In his latest release, Foraminifera [Plus Timbre PT075], Roman multireedist Marco Colonna takes up the challenge of one of the riskier—and potentially most revealing—formats for a conventionally monophonic instrument: the solo performance.
Colonna, who on Foraminifera plays clarinet and bass clarinet, has a history of flourishing in austere environments. Last year’s Medea, the self-titled album of his duet project with drummer Cristian Lombardi, featured him on saxophones and electronics. That nine-track, live performance found Colonna and Lombardi importing some of their own structured variations—anchored in modal forms and regularly cyclical rhythms—into what is often an occasion for free-form expressionism. The recording demonstrated the versatility of Colonna’s playing when in concert with only percussion and the simple elaborative supplement of loops and other basic electronic effects. On Foraminifera, of course, even this minimal support is bracketed out, leaving Colonna alone in rapport with his instruments and his ideas.

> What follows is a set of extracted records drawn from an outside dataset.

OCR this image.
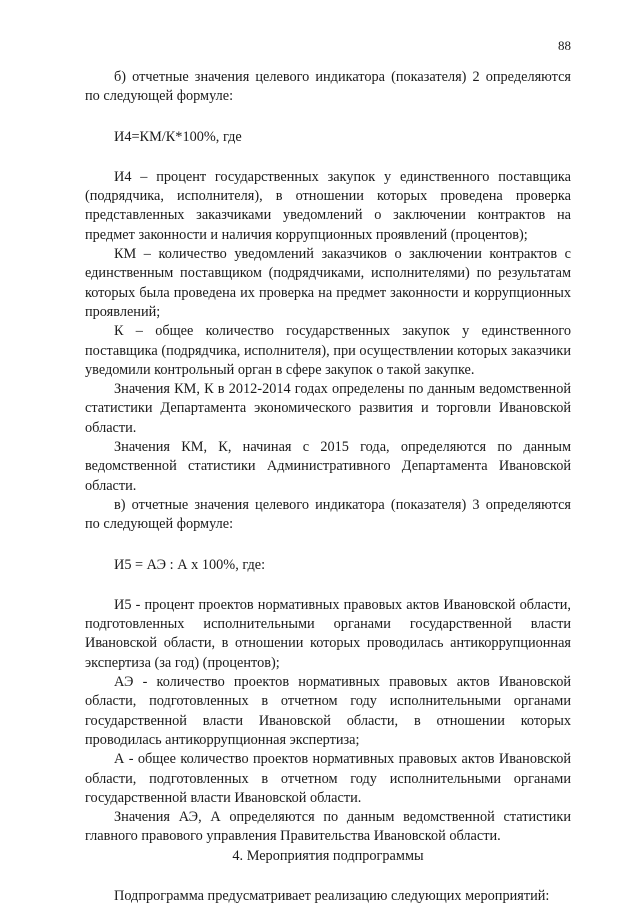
88

б) отчетные значения целевого индикатора (показателя) 2 определяются по следующей формуле:

И4=КМ/К*100%, где

И4 – процент государственных закупок у единственного поставщика (подрядчика, исполнителя), в отношении которых проведена проверка представленных заказчиками уведомлений о заключении контрактов на предмет законности и наличия коррупционных проявлений (процентов);

КМ – количество уведомлений заказчиков о заключении контрактов с единственным поставщиком (подрядчиками, исполнителями) по результатам которых была проведена их проверка на предмет законности и коррупционных проявлений;

К – общее количество государственных закупок у единственного поставщика (подрядчика, исполнителя), при осуществлении которых заказчики уведомили контрольный орган в сфере закупок о такой закупке.

Значения КМ, К в 2012-2014 годах определены по данным ведомственной статистики Департамента экономического развития и торговли Ивановской области.

Значения КМ, К, начиная с 2015 года, определяются по данным ведомственной статистики Административного Департамента Ивановской области.

в) отчетные значения целевого индикатора (показателя) 3 определяются по следующей формуле:

И5 = АЭ : А х 100%, где:

И5 - процент проектов нормативных правовых актов Ивановской области, подготовленных исполнительными органами государственной власти Ивановской области, в отношении которых проводилась антикоррупционная экспертиза (за год) (процентов);

АЭ - количество проектов нормативных правовых актов Ивановской области, подготовленных в отчетном году исполнительными органами государственной власти Ивановской области, в отношении которых проводилась антикоррупционная экспертиза;

А - общее количество проектов нормативных правовых актов Ивановской области, подготовленных в отчетном году исполнительными органами государственной власти Ивановской области.

Значения АЭ, А определяются по данным ведомственной статистики главного правового управления Правительства Ивановской области.

4. Мероприятия подпрограммы

Подпрограмма предусматривает реализацию следующих мероприятий:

That this rapport is a particularly intimate one is established from the start. For the first track, Colonna dismantles clarinet technique and separates it out into its most fundamental elements: the rush of air through a tube. On other tracks, Colonna creates intriguingly abstract soundscapes by exploring the sonic properties of similarly basic elements, whether bringing in the voice—that most elemental of musical instruments—or playing air notes and sounded notes in a kind of parallel motion, or foregrounding the palpable buzz of the reed. The performance on one track goes so far as to simulate the sounds of a flute–simply by playing the clarinet without its mouthpiece. But Colonna also plays in a more conventional manner, drawing snaking, legato lines and negotiating leaps of register, or creating a rising and falling cascade of long phrases strung out along the path of a slowly building crescendo.
A very fine example of solo performance.